Permítanme sólo –se lo ruego– fijar la posición personal desde la que hago esta propuesta desesperada. Entiendo, en primer lugar, que se ha llegado a esta situación por la confluencia de unos errores enormes cometidos por ambas partes. Los independentistas han confundido lo que ansiaban conseguir con lo que podían alcanzar en este momento, y, además, han despreciado tanto a su adversario –convertido en enemigo– que lo han considerado incapaz de reacción. Y el Gobierno central ha minimizado el problema primero, y lo ha eludido después mediante su judicialización sistemática, provocando que estemos allí donde nunca se debió llegar: los tribunales penales y las medidas preventivas. Y tengo por cierto, en segundo término, que este conflicto político sólo tiene una salida transaccional con recíprocas concesiones por ambas partes, cuyo detalle les ahorro por haberlo reiterado hasta la náusea. Todo lo cual debe ser entendido no como un ejercicio de equidistancia calculada y oportunista, sino como la aplicación al caso concreto contemplado de la tesis general según la cual la única alternativa existente al pacto, arreglo o apaño es la violencia en cualquiera de sus variantes: la ritualizada en forma de juicio o la que se manifiesta a campo abierto.

Y es desde esta perspectiva desde la que afirmo que la única manera de impedir que los acontecimientos se precipiten negativamente es que se forme gobierno, y el único partido que puede hacerlo es Esquerra. Si no lo logra, considero que la convocatoria de nuevas elecciones no será inmediata (prevalecerá el artículo 155), sino que se dilatará hasta junio del 2019, coincidiendo con las municipales, europeas y autonómicas, lo que supondría que Catalunya habría estado sin gobierno y regida por el artículo 155 de la Constitución durante más de año y medio. Se trata, por tanto, de una cuestión capital.

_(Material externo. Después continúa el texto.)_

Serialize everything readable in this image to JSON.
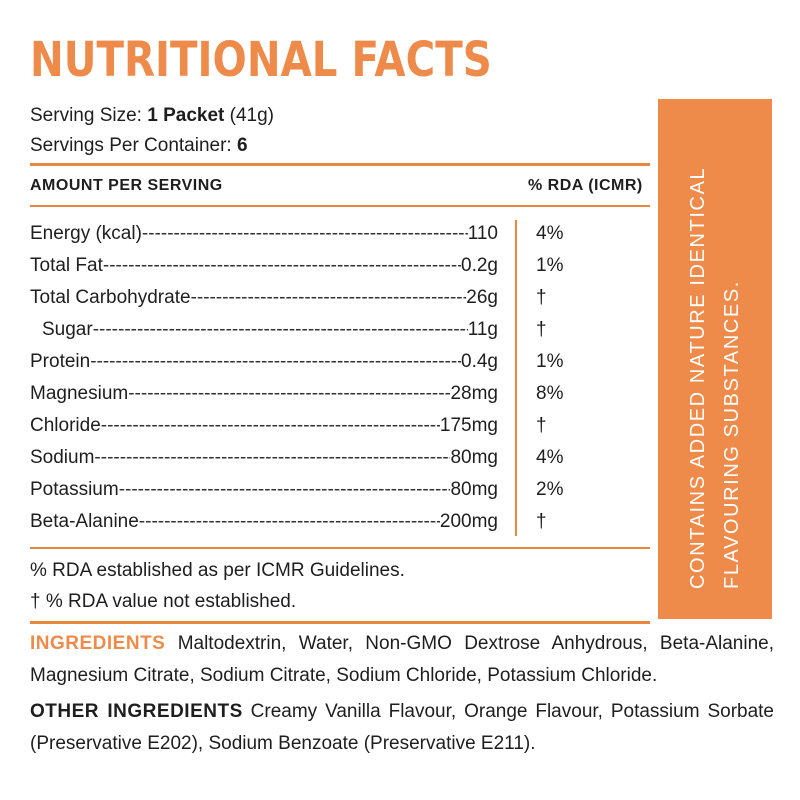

Basta para comprobarlo la noticia de que el Gobierno central estudia rebajar la inmersión en catalán, una posibilidad que todos los partidos, salvo el PP y Cs, ­critican.

Catalunya no puede permitirse de nuevo el lujo de perder sus instituciones. Ya se dilapidó, el pasado 26 de octubre, la opción que tuvo el expresident Puidemont de convocar elecciones, errando así gravemente en la decisión sin duda más trascendente de toda su vida política. Esquerra no puede recaer en el mismo error y por idéntica ­causa: el temor a ser estigmatizada por ­traición. El destino ha puesto en manos de Esquerra la posibilidad, que no certeza, de recuperar el autogobierno. Debe aprovecharla pese a las dificultades. Ha de intentarlo presentando un candidato aun sin haber llegado a un acuerdo previo con el expresident y sus fieles. Me niego a pensar que, en este caso, no contaría con los votos de los socialistas catalanes y de un número suficiente de diputados de la coalición ganadora que antepongan el interés del país a un legitimismo desnortado y suicida. Si Esquerra tiene el coraje de dar este paso por el país, se consolidará como partido de gobierno cualquiera que sea el resultado de su decisión. Y, de no hacerlo, cerrará por mucho tiempo la puerta a la esperanza.

Un último apunte para remarcar la gravedad del envite, aún no suficientemente percibida por las élites dirigentes españolas. No se trata del problema catalán, sino del problema español de la estructura territorial del Estado, es decir, del reparto del poder. Y, además, si bien es cierto que Catalunya carece de fuerza y apoyos para forzar una independencia unilateral, le sobra dimensión para desestabilizar a toda España. ¡Dios ciega a los que quiere perder!